Netflix, Scorsese ve The Irishman
- Olcay Holat
- 4 Ara 2019
- 2 dakikada okunur
Güncelleme tarihi: 5 Ara 2019
Dijital platformlardan biri olan Netflix, yılın sonuna doğru en çok konuşulan projesini yayınlandı. Yönetmenliğini Martin Scorsese'nin yaptığı filmde, Hollywood'un en usta aktörleri yer alıyor. Robert De Niro, Al Pacino, Joe Pesci, Harvey Keitel gibi devler kadrosu aynı filmde buluşuyor. Bu yüzden arkanıza yaslanın ve yaklaşık 3.5 saat boyunca bir Scorsese filminin tadını çıkartın...

Bir mafya tetikçisi olan Frank Sheeran’ın hayatını anlattığı "I Heard You Paint Houses" adlı romanından uyarlanan film, Amerikan tarihinin en gizemli suç olaylarından biri olan işçi lideri Jimmy Hoffa'nın ortadan kayboluşuna odaklanıyor. Filmin başında kocaman puntolarla yazan "Duyduğuma Göre Evleri Boyuyormuşsun" cümlesi kitabın ismine ve mafya dünyasındaki bir klişeye yapılan bir göndermedir. Anlamı ise, vurulan kişinin vücudundan sıçrayan kanın duvarları ve zemini kana boyamasından ileri geliyor.

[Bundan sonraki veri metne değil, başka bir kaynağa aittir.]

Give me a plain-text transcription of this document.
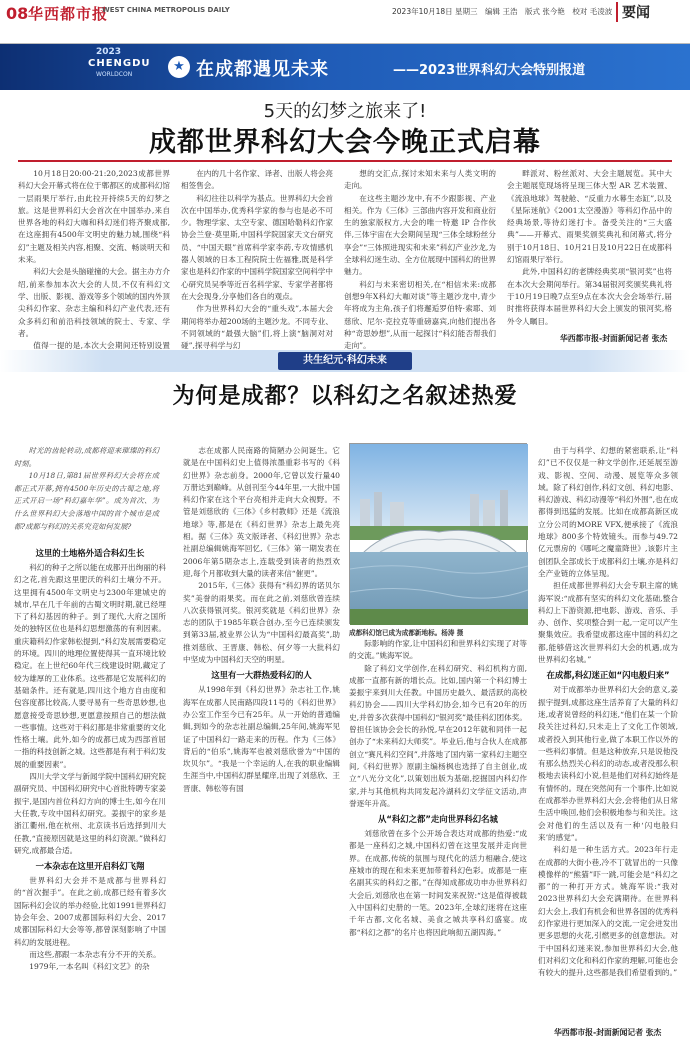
08 华西都市报
WEST CHINA METROPOLIS DAILY	2023年10月18日 星期三　编辑 王浩　版式 张今艳　校对 毛凌波 要闻
2023
CHENGDU
WORLDCON
★ 在成都遇见未来	——2023世界科幻大会特别报道
5天的幻梦之旅来了!
成都世界科幻大会今晚正式启幕

10月18日20:00-21:20,2023成都世界科幻大会开幕式将在位于郫都区的成都科幻馆一层雨果厅举行,由此拉开持续5天的幻梦之旅。这是世界科幻大会首次在中国举办,来自世界各地的科幻大咖和科幻迷们将齐聚成都,在这座拥有4500年文明史的魅力城,围绕“科幻”主题及相关内容,相聚、交流、畅谈明天和未来。

科幻大会是头脑碰撞的大会。据主办方介绍,前来参加本次大会的人员,不仅有科幻文学、出版、影视、游戏等多个领域的国内外顶尖科幻作家、杂志主编和科幻产业代表,还有众多科幻和前沿科技领域的院士、专家、学者。

值得一提的是,本次大会期间还特别设置

在内的几十名作家、译者、出版人将会亮相签售会。

科幻往往以科学为基点。世界科幻大会首次在中国举办,优秀科学家的参与也是必不可少。物理学家、太空专家、德国哈勒科幻作家协会兰登·莫里斯,中国科学院国家天文台研究员、“中国天眼”首席科学家李菂,专攻情感机器人领域的日本工程院院士佐福雅,既是科学家也是科幻作家的中国科学院国家空间科学中心研究员吴季等近百名科学家、专家学者都将在大会现身,分享他们各自的观点。

作为世界科幻大会的“重头戏”,本届大会期间将举办超200场的主题沙龙。不同专业、不同领域的“最强大脑”们,将上演“脑洞对对碰”,探寻科学与幻

想的交汇点,探讨未知未来与人类文明的走向。

在这些主题沙龙中,有不少跟影视、产业相关。作为《三体》三部曲内容开发和商业衍生的独家版权方,大会的唯一特邀 IP 合作伙伴,三体宇宙在大会期间呈现“三体全球粉丝分享会”“三体照进现实和未来”科幻产业沙龙,为全球科幻迷生动、全方位展现中国科幻的世界魅力。

科幻与未来密切相关,在“相信未来:成都创想9年X科幻大咖对谈”等主题沙龙中,青少年将成为主角,孩子们将邂逅罗伯特·索耶、刘慈欣、尼尔·克拉克等重磅嘉宾,向他们提出各种“奇思妙想”,从而一起探讨“科幻能否帮我们走向”。

畔派对、粉丝派对、大会主题展览。其中大会主题展览现场将呈现三体大型 AR 艺术装置、《流浪地球》驾驶舱、“反重力水幕生态缸”,以及《星际迷航》《2001太空漫游》等科幻作品中的经典场景,等待幻迷打卡。备受关注的“三大盛典”——开幕式、雨果奖颁奖典礼和闭幕式,将分别于10月18日、10月21日及10月22日在成都科幻馆雨果厅举行。

此外,中国科幻的老牌经典奖项“银河奖”也将在本次大会期间举行。第34届银河奖颁奖典礼将于10月19日晚7点至9点在本次大会会场举行,届时推将获得本届世界科幻大会上颁发的银河奖,格外令人瞩目。

华西都市报-封面新闻记者 张杰
共生纪元·科幻未来
为何是成都？以科幻之名叙述热爱

时光的齿轮转动,成都将迎来璀璨的科幻时刻。

10月18日,第81届世界科幻大会将在成都正式开幕,拥有4500年历史的古蜀之地,将正式开启一场“科幻嘉年华”。成为首次、为什么世界科幻大会落地中国的首个城市是成都?成都与科幻的关系究竟如何发展?

这里的土地格外适合科幻生长

科幻的种子之所以能在成都开出绚丽的科幻之花,首先跟这里肥沃的科幻土壤分不开。这里拥有4500年文明史与2300年建城史的城市,早在几千年前的古蜀文明时期,就已经埋下了科幻基因的种子。到了现代,大府之国所处的独特区位也是科幻思想激荡的有利因素。重庆籍科幻作家韩松提到,“科幻发展需要稳定的环境。四川的地理位置使得其一直环境比较稳定。在上世纪60年代三线建设时期,藏定了较为雄厚的工业体系。这些都是它发展科幻的基础条件。还有就是,四川这个地方自由度和包容度都比较高,人要寻易有一些奇思妙想,也愿意接受奇思妙想,更愿意按照自己的想法做一些事情。这些对于科幻都是非常重要的文化性格土壤。此外,如今的成都已成为西部首屈一指的科技创新之城。这些都是有利于科幻发展的重要因素”。

四川大学文学与新闻学院中国科幻研究院副研究员、中国科幻研究中心首批特聘专家姜振宇,是国内首位科幻方向的博士生,如今在川大任教,专攻中国科幻研究。姜振宇的家乡是浙江衢州,他在杭州、北京读书后选择到川大任教,“直接原因就是这里的科幻资源。”做科幻研究,成都最合适。

一本杂志在这里开启科幻飞翔

世界科幻大会并不是成都与世界科幻的“首次握手”。在此之前,成都已经有着多次国际科幻会议的举办经验,比如1991世界科幻协会年会、2007成都国际科幻大会、2017成都国际科幻大会等等,都曾深刻影响了中国科幻的发展进程。

而这些,都跟一本杂志有分不开的关系。

1979年,一本名叫《科幻文艺》的杂

志在成都人民南路的简陋办公间诞生。它就是在中国科幻史上值得浓墨重彩书写的《科幻世界》杂志前身。2000年,它曾以发行量40万册达到巅峰。从创刊至今44年里,一大批中国科幻作家在这个平台亮相并走向大众视野。不管是刘慈欣的《三体》《乡村教师》还是《流浪地球》等,都是在《科幻世界》杂志上最先亮相。据《三体》英文版译者、《科幻世界》杂志社副总编辑姚海军回忆,《三体》第一期发表在2006年第5期杂志上,连载受到读者的热烈欢迎,每个月都收到大量的读者来信“催更”。

2015年,《三体》获得有“科幻界的诺贝尔奖”美誉的雨果奖。而在此之前,刘慈欣曾连续八次获得银河奖。银河奖就是《科幻世界》杂志的团队于1985年联合创办,至今已连续颁发到第33届,被业界公认为“中国科幻最高奖”,助推刘慈欣、王晋康、韩松、何夕等一大批科幻中坚成为中国科幻天空的明星。

这里有一大群热爱科幻的人

从1998年到《科幻世界》杂志社工作,姚海军在成都人民南路四段11号的《科幻世界》办公室工作至今已有25年。从一开始的普通编辑,到如今的杂志社副总编辑,25年间,姚海军见证了中国科幻一路走来的历程。作为《三体》背后的“伯乐”,姚海军也被刘慈欣誉为“中国的坎贝尔”。“我是一个幸运的人,在我的职业编辑生涯当中,中国科幻群星耀庠,出现了刘慈欣、王晋康、韩松等有国

成都科幻馆已成为成都新地标。杨涛 摄

际影响的作家,让中国科幻和世界科幻实现了对等的交流。”姚海军说。

除了科幻文学创作,在科幻研究、科幻机构方面,成都一直都有新的增长点。比如,国内第一个科幻博士姜振宇来到川大任教。中国历史最久、最活跃的高校科幻协会——四川大学科幻协会,如今已有20年的历史,并曾多次获得中国科幻“银河奖”最佳科幻团体奖。曾担任该协会会长的孙悦,早在2012年就和同伴一起创办了“未来科幻大师奖”。毕业后,他与合伙人在成都创立“赛凡科幻空间”,并落地了国内第一家科幻主题空间,《科幻世界》原副主编杨枫也选择了自主创业,成立“八光分文化”,以策划出版为基础,挖掘国内科幻作家,并与其他机构共同发起冷湖科幻文学征文活动,声誉逐年升高。

从“科幻之都”走向世界科幻名城

刘慈欣曾在多个公开场合表达对成都的热爱:“成都是一座科幻之城,中国科幻曾在这里发展并走向世界。在成都,传统的氛围与现代化的活力相融合,使这座城市的现在和未来更加带着科幻色彩。成都是一座名副其实的科幻之都。”在得知成都成功申办世界科幻大会后,刘慈欣也在第一时间发来祝贺:“这是值得被载入中国科幻史册的一笔。2023年,全球幻迷将在这座千年古都,文化名城、美食之城共享科幻盛宴。成都“科幻之都”的名片也将因此响彻五湖四海。”

由于与科学、幻想的紧密联系,让“科幻”已不仅仅是一种文学创作,还延展至游戏、影视、空间、动漫、展览等众多领域。除了科幻创作,科幻文创、科幻电影、科幻游戏、科幻动漫等“科幻外围”,也在成都得到迅猛的发展。比如在成都高新区成立分公司的MORE VFX,便承接了《流浪地球》800多个特效镜头。而参与49.72亿元票房的《哪吒之魔童降世》,该影片主创团队全部成长于成都科幻土壤,亦是科幻全产业链的立体呈现。

担任成都世界科幻大会专职主席的姚海军说:“成都有坚实的科幻文化基础,整合科幻上下游资源,把电影、游戏、音乐、手办、创作、奖项整合到一起,一定可以产生聚集效应。我希望成都这座中国的科幻之都,能够借这次世界科幻大会的机遇,成为世界科幻名城。”

在成都,科幻迷正如“闪电般归来”

对于成都举办世界科幻大会的意义,姜振宇提到,成都这座生活养育了大量的科幻迷,或者说曾经的科幻迷,“他们在某一个阶段关注过科幻,只未走上了文化工作领域,或者投入到其他行业,做了本职工作以外的一些科幻事情。但是这种放弃,只是说他没有那么热烈关心科幻的动态,或者没那么积极地去读科幻小说,但是他们对科幻始终是有情怀的。现在突然间有一个事件,比如说在成都举办世界科幻大会,会将他们从日常生活中唤回,他们会积极地参与和关注。这会对他们的生活以及有一种‘闪电般归来’的感觉”。

科幻是一种生活方式。2023年行走在成都的大街小巷,冷不丁就冒出的一只像模像样的“熊猫”吓一跳,可能会是“科幻之都”的一种打开方式。姚海军说:“我对2023世界科幻大会充满期待。在世界科幻大会上,我们有机会和世界各国的优秀科幻作家进行更加深入的交流,一定会迸发出更多思想的火花,引燃更多的创意想法。对于中国科幻迷来说,参加世界科幻大会,他们对科幻文化和科幻作家的理解,可能也会有较大的提升,这些都是我们希望看到的。”

华西都市报-封面新闻记者 张杰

Amerika'da yetmişli yıllar; Vietnam sendromu, Kennedy Suikastı, Nixon hükümetinin Watergate skandallarından dolayı adalet algısının değiştiği yıllar. Sinemada kendi adaletini arayan ve intikamının peşinde koşan kahramanların ve mafyatik dünyanın yer aldığı dönemler. Tam da bu dönemleri anlatmayı çok seven Scorsese, The Irishman filminde mafyalara ait bir dünyayı, tüm gerçekliğiyle aktarıyor.

The Irishman, yetmişli yılları en ufak detayına kadar yaşatan bir film olmuş. Seyirci dönemin bir çok tarihi olayına film boyunca rastlarken, biyografik bir hikayenin içerisinde de kaybolmuyor. Sadece Jimmy Hoffa'nın öldürülmesi üzerine kurgulanmayan film, aynı zamanda güç kavramını, erkek dünyasındaki ilişkileri, bitmek bilmeyen öldürme arzusunu ele alıyor. Yargı aracılığıyla adaleti çiğneyenlerin dünyasına da ışık tutuyor.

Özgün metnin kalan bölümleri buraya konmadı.